Reservations among member governments continued at the meeting of environment ministers on 2nd March. Environment Daily reported, “At a ministerial meeting in Brussels [Italian] environment minister Altero Matteoli made a prolonged attempt to force a declaration from his colleagues that future emission-cutting action should depend on the treaty being ratified by Russia and thus entering into force. The move follows increasing unrest in Italian industry circles at the imminent prospect of the greenhouse gas curbs under the EU climate emissions trading system. The Italian government first reflected this last December when it tried to characterize Kyoto explicitly as a threat to business at a summit of EU leaders.

“Mr Matteoli claimed after the meeting he had been supported by Spain and to a lesser extent Finland, where doubts over EU climate policy have recently surfaced. Nevertheless, the final text was adopted unanimously.
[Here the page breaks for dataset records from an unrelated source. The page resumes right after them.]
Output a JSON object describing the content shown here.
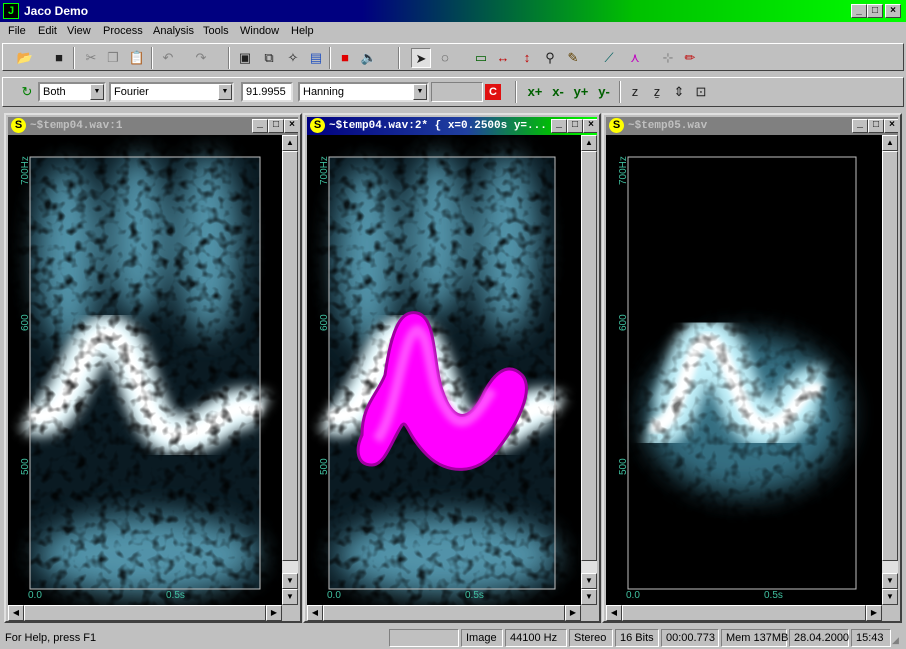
{
  "app": {
    "title": "Jaco Demo",
    "icon": "jaco-app-icon"
  },
  "menu": [
    "File",
    "Edit",
    "View",
    "Process",
    "Analysis",
    "Tools",
    "Window",
    "Help"
  ],
  "toolbar1": {
    "icons": [
      "open-folder-icon",
      "save-icon",
      "cut-icon",
      "copy-icon",
      "paste-icon",
      "undo-icon",
      "redo-icon",
      "new-window-icon",
      "export-icon",
      "magic-wand-icon",
      "mixer-icon",
      "stop-icon",
      "speaker-icon",
      "pointer-icon",
      "lasso-icon",
      "rectangle-select-icon",
      "horizontal-measure-icon",
      "vertical-measure-icon",
      "zoom-icon",
      "brush-icon",
      "line-icon",
      "pen-fork-icon",
      "marker-icon",
      "pencil-icon"
    ]
  },
  "toolbar2": {
    "channel": "Both",
    "transform": "Fourier",
    "value": "91.9955",
    "window": "Hanning",
    "c_button": "C",
    "zoom_labels": [
      "x+",
      "x-",
      "y+",
      "y-"
    ]
  },
  "windows": [
    {
      "title": "~$temp04.wav:1",
      "active": false,
      "y_labels": [
        "700Hz",
        "600",
        "500"
      ],
      "x_labels": [
        "0.0",
        "0.5s"
      ]
    },
    {
      "title": "~$temp04.wav:2*  {  x=0.2500s  y=...",
      "active": true,
      "y_labels": [
        "700Hz",
        "600",
        "500"
      ],
      "x_labels": [
        "0.0",
        "0.5s"
      ]
    },
    {
      "title": "~$temp05.wav",
      "active": false,
      "y_labels": [
        "700Hz",
        "600",
        "500"
      ],
      "x_labels": [
        "0.0",
        "0.5s"
      ]
    }
  ],
  "status": {
    "help": "For Help, press F1",
    "mode": "Image",
    "rate": "44100 Hz",
    "channels": "Stereo",
    "bits": "16 Bits",
    "time": "00:00.773",
    "mem": "Mem 137MB",
    "date": "28.04.2000",
    "clock": "15:43"
  },
  "colors": {
    "accent": "#000080",
    "selection": "#ff00ff",
    "spectro_light": "#e0f8ff",
    "spectro_mid": "#5aa0b8"
  }
}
Extra-continental actors, also apparently having had enough of the bullying, unveiled in March the “International Climate Change Taskforce” including lawmakers from the UK, America, and Australia. The latter are important given they are major holdouts from the punitive Kyoto. This taskforce was developed by the Australia Institute in Canberra, the Institute for Public Policy Research in London and something called the Centre for American Progress in Washington. As this group took form, Wallstrom let fly again with her insistence that it’s Kyoto or bust.
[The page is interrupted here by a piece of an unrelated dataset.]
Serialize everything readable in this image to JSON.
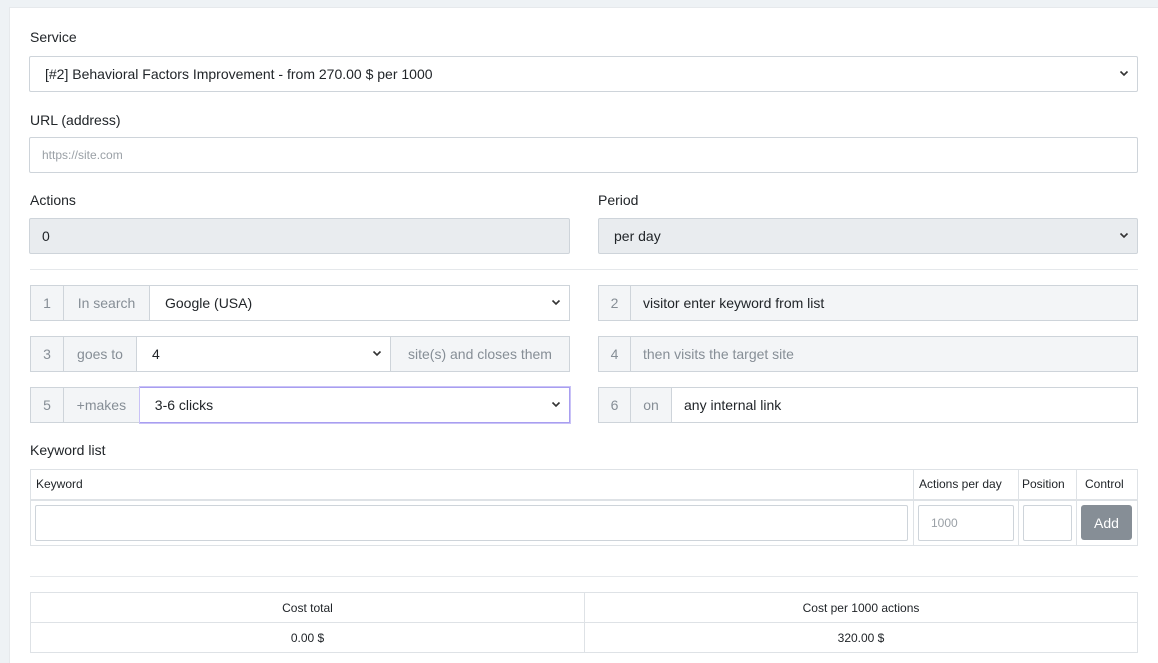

It is doubtful that Wallstrom’s tactics can save this 1997 agreement that hit the wall at talks in The Hague in November 2000. It was then that EU negotiators attempted to gut a key treaty provision allowing carbon-absorbing “sinks”, which it promises “shall be used” by member countries to meet their commitments. By doing so the EU removed the sole mechanism by which the U.S. hoped to keep Kyoto’s cost below the estimated $400bn/year, or 4% of GDP. These negotiators sensed desperation among the American team, anxious over the pending recount then underway in Florida and therefore seemingly willing to do anything to lock in a deal. Still, this strong-arm tactic led the Clinton Administration to walk away from the table. U.S. ratification has been an impossibility ever since.
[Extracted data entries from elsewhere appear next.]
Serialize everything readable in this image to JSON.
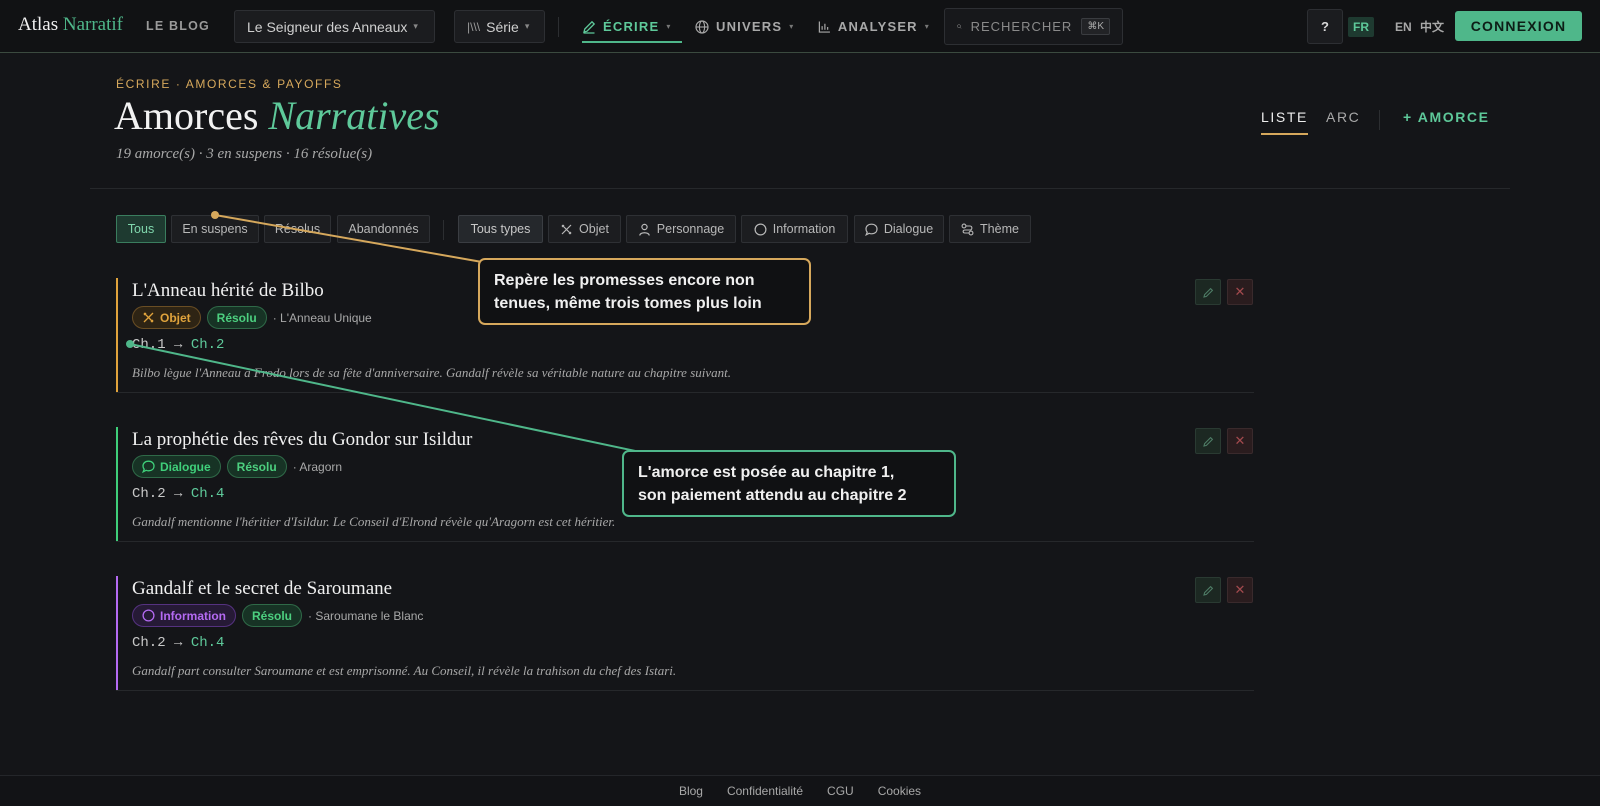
{
  "header": {
    "brand_main": "Atlas",
    "brand_accent": "Narratif",
    "blog": "LE BLOG",
    "project": "Le Seigneur des Anneaux",
    "series": "Série",
    "nav": {
      "ecrire": "ÉCRIRE",
      "univers": "UNIVERS",
      "analyser": "ANALYSER"
    },
    "search_placeholder": "RECHERCHER",
    "search_shortcut": "⌘K",
    "help": "?",
    "languages": [
      "FR",
      "EN",
      "中文"
    ],
    "active_language": "FR",
    "login": "CONNEXION"
  },
  "page": {
    "eyebrow": "ÉCRIRE · AMORCES & PAYOFFS",
    "title_main": "Amorces",
    "title_accent": "Narratives",
    "subtitle": "19 amorce(s) · 3 en suspens · 16 résolue(s)",
    "view_tabs": [
      "LISTE",
      "ARC"
    ],
    "active_view": "LISTE",
    "add_button": "+ AMORCE"
  },
  "filters": {
    "status": [
      "Tous",
      "En suspens",
      "Résolus",
      "Abandonnés"
    ],
    "active_status": "Tous",
    "types": [
      "Tous types",
      "Objet",
      "Personnage",
      "Information",
      "Dialogue",
      "Thème"
    ],
    "active_type": "Tous types"
  },
  "colors": {
    "accent": "#4fb78a",
    "gold": "#d6a85c",
    "objet": "#e0a33c",
    "dialogue": "#3fcf7a",
    "information": "#b46af2",
    "resolu": "#4ccf7f"
  },
  "setups": [
    {
      "title": "L'Anneau hérité de Bilbo",
      "type": "Objet",
      "type_icon": "sword-icon",
      "status": "Résolu",
      "character": "· L'Anneau Unique",
      "from": "Ch.1",
      "arrow": "→",
      "to": "Ch.2",
      "description": "Bilbo lègue l'Anneau à Frodo lors de sa fête d'anniversaire. Gandalf révèle sa véritable nature au chapitre suivant."
    },
    {
      "title": "La prophétie des rêves du Gondor sur Isildur",
      "type": "Dialogue",
      "type_icon": "speech-bubble-icon",
      "status": "Résolu",
      "character": "· Aragorn",
      "from": "Ch.2",
      "arrow": "→",
      "to": "Ch.4",
      "description": "Gandalf mentionne l'héritier d'Isildur. Le Conseil d'Elrond révèle qu'Aragorn est cet héritier."
    },
    {
      "title": "Gandalf et le secret de Saroumane",
      "type": "Information",
      "type_icon": "circle-icon",
      "status": "Résolu",
      "character": "· Saroumane le Blanc",
      "from": "Ch.2",
      "arrow": "→",
      "to": "Ch.4",
      "description": "Gandalf part consulter Saroumane et est emprisonné. Au Conseil, il révèle la trahison du chef des Istari."
    }
  ],
  "callouts": {
    "gold": [
      "Repère les promesses encore non",
      "tenues, même trois tomes plus loin"
    ],
    "green": [
      "L'amorce est posée au chapitre 1,",
      "son paiement attendu au chapitre 2"
    ]
  },
  "footer": [
    "Blog",
    "Confidentialité",
    "CGU",
    "Cookies"
  ]
}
Yet one more recent nail in the “Kyoto or bust” coffin comes from an even less likely source: Kyoto planners. Gearing up for the next Conference of the Parties, or COP-10, in Buenos Aires next December, planners announced and again in March a switch of focus to adaptation, from expensive, selective emission “targets and timetables.” That is, the focus is now simply on pouring more developed world money into the lesser developed countries to assist them in doing what Man has done since time immemorial.

Man has always adapted to climate, the wealthiest societies adapting best. Suppressing energy merely suppresses wealth creation, and therefore adaptability. This was Kyoto’s greatest flaw all along. Still, this more practical resiliency plan raises further questions. The goals of “building irrigation systems or canals” and “enhancing the responsiveness of the agricultural sector to forecasts of production and food crises” – precisely how Holland has dealt with an ever-encroaching sea – are also the goals of those truckloads of failed foreign aid spent over decades. This aid has failed for very simple reasons that no proposal, with the exception of a nascent U.S. effort, has dared acknowledge: neither wealth transfers nor UN workers create wealth; this is only accomplished by eliminating corruption, establishing a transparent judicial process and ensuring property rights. States lacking these attributes remain vulnerable to a climate that has always changed, and always will.

All of these reforms, if they cannot be controlled, will doubtless be decried as the work of “splinter groups”, even though Kyoto, having failed to gain sufficient support among covered countries, is clearly not going to go into effect. Those who understand the facts regardless have begun seeking a realistic proposal to address a theory that Wallstrom, et al., decry as a problem on a par with terrorism. This rhetoric only makes the prideful clinging to a moribund document all the more troubling.